Oil prices are starting to reflect these changes. U.S. crude has rebounded from a six-year low of $42 a barrel, although those gains were built partly on growing anxiety over tumult in Yemen last week and a drop in the U.S. dollar.
“On a global basis I think sentiment has definitely shifted,” says Amrita Sen from Energy Aspects. “The main reason it’s shifted is that people are realizing demand isn’t actually that bad; in fact, it’s phenomenally strong.”
A subtle, but perhaps more telling, shift is taking place in how crude futures are priced.
U.S. oil futures for May delivery, the month by which most traders had been expecting the key storage hub of Cushing, Oklahoma, to fill to the brim, traded at a $1.73 a barrel discount to April on Monday, down from the $2 discount weeks earlier.
The gap between the first- and 12th-month Brent crude contract has narrowed to around $7 from around $10 a barrel in mid-February.
In short, despite a partial U.S. ban on exporting crude and dwindling storage capacity, this may not be the year that America begins drowning in oil, some say.
“While the US faces a structural problem, 2015 is unlikely to be the tipping point,” Morgan Stanley analysts wrote last week. They expect stockpiles to peak in May at 115 million barrels above a year ago. That would still be a record high, but well below maximum capacity.
Until recently, traders have focused on oil supply, looking for signs of a slowdown in U.S. shale drilling that would eventually reduce a global surplus estimated at over 1.5 million barrels per day (bpd).
It is fuel demand, though, that caught markets by surprise as consumers across the world responded with surprising fervor to tumbling prices. The results is that many refiners are outbidding storage-seeking traders for crude, cashing in on some of the highest margins since 2007.
U.S. refiners processed 15.5 million barrels per day (bpd) of crude in the week to March 22, a record for this time of year and nearly 450,000 bpd above last year’s previous high, government data show.
They are expected to restart nearly 400,000 bpd of refining capacity this week and almost 300,000 bpd the week after as spring maintenance season winds down early, according to data from IIR Energy made available to Reuters.
U.S. gasoline demand surged 6 percent in January alone, the fastest growth rate since 1993, according to government data, as Americans drove a record number of miles for the month.
“If this trend continues toward the summer driving season, margins should support extremely high U.S. refinery run rates,” Barclays analysts said in a report on Monday.
Gains in big emerging Asian markets have also surprised, especially as gasoline growth has overtaken that of diesel, traditionally the main driver of the region’s demand.
In India, domestic fuel sales rose more than 9 percent in February, with gasoline use alone jumping 18 percent. In China, sales of sport utility vehicles this year have surged by two-thirds versus a year ago.

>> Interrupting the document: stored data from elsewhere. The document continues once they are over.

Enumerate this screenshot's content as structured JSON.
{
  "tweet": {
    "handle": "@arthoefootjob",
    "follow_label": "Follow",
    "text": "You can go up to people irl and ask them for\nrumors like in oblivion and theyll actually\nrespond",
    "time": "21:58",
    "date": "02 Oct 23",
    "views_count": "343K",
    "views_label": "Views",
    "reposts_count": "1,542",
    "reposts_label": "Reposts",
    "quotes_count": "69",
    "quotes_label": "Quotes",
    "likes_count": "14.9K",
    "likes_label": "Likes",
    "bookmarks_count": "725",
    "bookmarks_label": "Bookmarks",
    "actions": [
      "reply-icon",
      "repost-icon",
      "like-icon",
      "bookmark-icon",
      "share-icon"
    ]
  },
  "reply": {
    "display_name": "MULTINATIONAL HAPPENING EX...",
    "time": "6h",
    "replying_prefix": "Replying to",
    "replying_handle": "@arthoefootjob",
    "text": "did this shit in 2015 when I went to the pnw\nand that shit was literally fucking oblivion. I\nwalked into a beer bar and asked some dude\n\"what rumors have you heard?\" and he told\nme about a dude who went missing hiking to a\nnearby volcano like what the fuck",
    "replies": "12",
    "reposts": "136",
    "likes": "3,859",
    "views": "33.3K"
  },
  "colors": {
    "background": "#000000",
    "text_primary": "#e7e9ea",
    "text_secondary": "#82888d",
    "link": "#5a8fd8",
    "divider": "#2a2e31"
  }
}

To be sure, crude is still rushing into Cushing at an unprecedented pace. In the week to March 27, stocks rose by 2.8 million barrels, according to traders citing data from Genscape. At an average rate of around 2 million barrels a week for the past four months, stocks could reach their theoretical limit in about seven weeks, according to U.S. government estimates.
Yet that may start to slow. U.S. refiners along the Gulf of Mexico are bidding up the price of cash crudes such as Light Louisiana Sweet (LLS) to the highest premium against WTI since early 2014. This might make it more profitable to ship sweet crude down to the Gulf instead of into Cushing.

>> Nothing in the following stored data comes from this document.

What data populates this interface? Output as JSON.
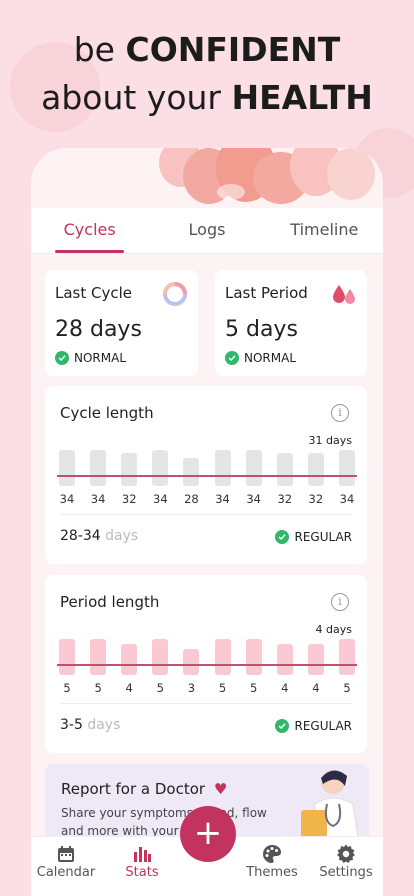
{
  "headline": {
    "line1_normal": "be",
    "line1_bold": "CONFIDENT",
    "line2_normal": "about your",
    "line2_bold": "HEALTH"
  },
  "tabs": [
    {
      "label": "Cycles",
      "active": true
    },
    {
      "label": "Logs",
      "active": false
    },
    {
      "label": "Timeline",
      "active": false
    }
  ],
  "last_cycle": {
    "title": "Last Cycle",
    "value": "28 days",
    "status": "NORMAL"
  },
  "last_period": {
    "title": "Last Period",
    "value": "5 days",
    "status": "NORMAL"
  },
  "cycle_length": {
    "title": "Cycle length",
    "top_label": "31 days",
    "values": [
      34,
      34,
      32,
      34,
      28,
      34,
      34,
      32,
      32,
      34
    ],
    "range": "28-34",
    "unit": "days",
    "status": "REGULAR",
    "bar_color": "#e5e5e5"
  },
  "period_length": {
    "title": "Period length",
    "top_label": "4 days",
    "values": [
      5,
      5,
      4,
      5,
      3,
      5,
      5,
      4,
      4,
      5
    ],
    "range": "3-5",
    "unit": "days",
    "status": "REGULAR",
    "bar_color": "#fac9d3"
  },
  "report": {
    "title": "Report for a Doctor",
    "text": "Share your symptoms, mood, flow and more with your doctor"
  },
  "nav": [
    {
      "label": "Calendar",
      "icon": "calendar-icon",
      "active": false
    },
    {
      "label": "Stats",
      "icon": "stats-icon",
      "active": true
    },
    {
      "label": "Themes",
      "icon": "palette-icon",
      "active": false
    },
    {
      "label": "Settings",
      "icon": "gear-icon",
      "active": false
    }
  ],
  "colors": {
    "accent": "#c2335f",
    "success": "#2fb86a",
    "background": "#fcdfe4"
  },
  "fab_label": "+"
}
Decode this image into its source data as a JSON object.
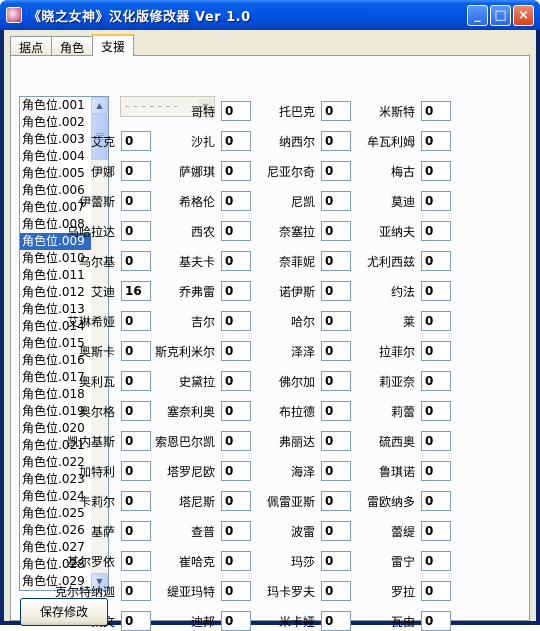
{
  "window": {
    "title": "《晓之女神》汉化版修改器 Ver 1.0",
    "controls": {
      "minimize": "_",
      "maximize": "□",
      "close": "×"
    }
  },
  "tabs": [
    {
      "label": "据点",
      "active": false
    },
    {
      "label": "角色",
      "active": false
    },
    {
      "label": "支援",
      "active": true
    }
  ],
  "character_list": {
    "items": [
      "角色位.001",
      "角色位.002",
      "角色位.003",
      "角色位.004",
      "角色位.005",
      "角色位.006",
      "角色位.007",
      "角色位.008",
      "角色位.009",
      "角色位.010",
      "角色位.011",
      "角色位.012",
      "角色位.013",
      "角色位.014",
      "角色位.015",
      "角色位.016",
      "角色位.017",
      "角色位.018",
      "角色位.019",
      "角色位.020",
      "角色位.021",
      "角色位.022",
      "角色位.023",
      "角色位.024",
      "角色位.025",
      "角色位.026",
      "角色位.027",
      "角色位.028",
      "角色位.029"
    ],
    "selected": "角色位.009"
  },
  "combo": {
    "value": "- - - - - - -"
  },
  "save_button": "保存修改",
  "support_fields": [
    [
      "",
      "哥特",
      "托巴克",
      "米斯特"
    ],
    [
      "艾克",
      "沙扎",
      "纳西尔",
      "牟瓦利姆"
    ],
    [
      "伊娜",
      "萨娜琪",
      "尼亚尔奇",
      "梅古"
    ],
    [
      "伊蕾斯",
      "希格伦",
      "尼凯",
      "莫迪"
    ],
    [
      "乌哈拉达",
      "西农",
      "奈塞拉",
      "亚纳夫"
    ],
    [
      "乌尔基",
      "基夫卡",
      "奈菲妮",
      "尤利西兹"
    ],
    [
      "艾迪",
      "乔弗雷",
      "诺伊斯",
      "约法"
    ],
    [
      "艾琳希娅",
      "吉尔",
      "哈尔",
      "莱"
    ],
    [
      "奥斯卡",
      "斯克利米尔",
      "泽泽",
      "拉菲尔"
    ],
    [
      "奥利瓦",
      "史黛拉",
      "佛尔加",
      "莉亚奈"
    ],
    [
      "奥尔格",
      "塞奈利奥",
      "布拉德",
      "莉蕾"
    ],
    [
      "凯内基斯",
      "索恩巴尔凯",
      "弗丽达",
      "硫西奥"
    ],
    [
      "加特利",
      "塔罗尼欧",
      "海泽",
      "鲁琪诺"
    ],
    [
      "卡莉尔",
      "塔尼斯",
      "佩雷亚斯",
      "雷欧纳多"
    ],
    [
      "基萨",
      "查普",
      "波雷",
      "蕾缇"
    ],
    [
      "基尔罗依",
      "崔哈克",
      "玛莎",
      "雷宁"
    ],
    [
      "克尔特纳迦",
      "缇亚玛特",
      "玛卡罗夫",
      "罗拉"
    ],
    [
      "凯文",
      "迪邦",
      "米卡娅",
      "瓦由"
    ]
  ],
  "support_values": [
    [
      null,
      "0",
      "0",
      "0"
    ],
    [
      "0",
      "0",
      "0",
      "0"
    ],
    [
      "0",
      "0",
      "0",
      "0"
    ],
    [
      "0",
      "0",
      "0",
      "0"
    ],
    [
      "0",
      "0",
      "0",
      "0"
    ],
    [
      "0",
      "0",
      "0",
      "0"
    ],
    [
      "16",
      "0",
      "0",
      "0"
    ],
    [
      "0",
      "0",
      "0",
      "0"
    ],
    [
      "0",
      "0",
      "0",
      "0"
    ],
    [
      "0",
      "0",
      "0",
      "0"
    ],
    [
      "0",
      "0",
      "0",
      "0"
    ],
    [
      "0",
      "0",
      "0",
      "0"
    ],
    [
      "0",
      "0",
      "0",
      "0"
    ],
    [
      "0",
      "0",
      "0",
      "0"
    ],
    [
      "0",
      "0",
      "0",
      "0"
    ],
    [
      "0",
      "0",
      "0",
      "0"
    ],
    [
      "0",
      "0",
      "0",
      "0"
    ],
    [
      "0",
      "0",
      "0",
      "0"
    ]
  ]
}
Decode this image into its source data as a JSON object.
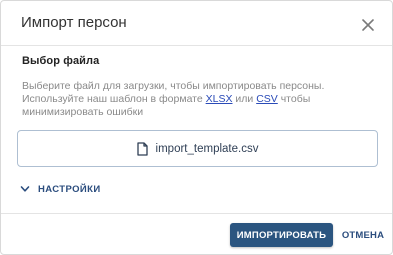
{
  "dialog": {
    "title": "Импорт персон",
    "close_icon": "close-icon"
  },
  "file_section": {
    "title": "Выбор файла",
    "description_line1": "Выберите файл для загрузки, чтобы импортировать персоны.",
    "description_line2_before": "Используйте наш шаблон в формате ",
    "link_xlsx": "XLSX",
    "description_or": " или ",
    "link_csv": "CSV",
    "description_line2_after": " чтобы",
    "description_line3": "минимизировать ошибки"
  },
  "file_picker": {
    "icon": "file-icon",
    "filename": "import_template.csv"
  },
  "settings": {
    "icon": "chevron-down-icon",
    "label": "НАСТРОЙКИ"
  },
  "footer": {
    "import_label": "ИМПОРТИРОВАТЬ",
    "cancel_label": "ОТМЕНА"
  },
  "colors": {
    "primary": "#2b5580",
    "link": "#2a4bb8",
    "muted_text": "#8a8a8a",
    "border": "#aebfd2"
  }
}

And there is growing sense that oil storage available beyond Cushing is more than sufficient to soak up any overflow.
Stocks in one of Canada’s larger storage hubs, Edmonton, hit a record last week, according to Genscape, but remained at 64 percent of capacity. Even in Cushing, savvy traders may be able to squeeze a few million extra barrels into so-called “contingency” space in the tanks, analysts say.
“We do not expect US oil inventories to dominate market sentiment much beyond May,” said analysts at Standard Chartered.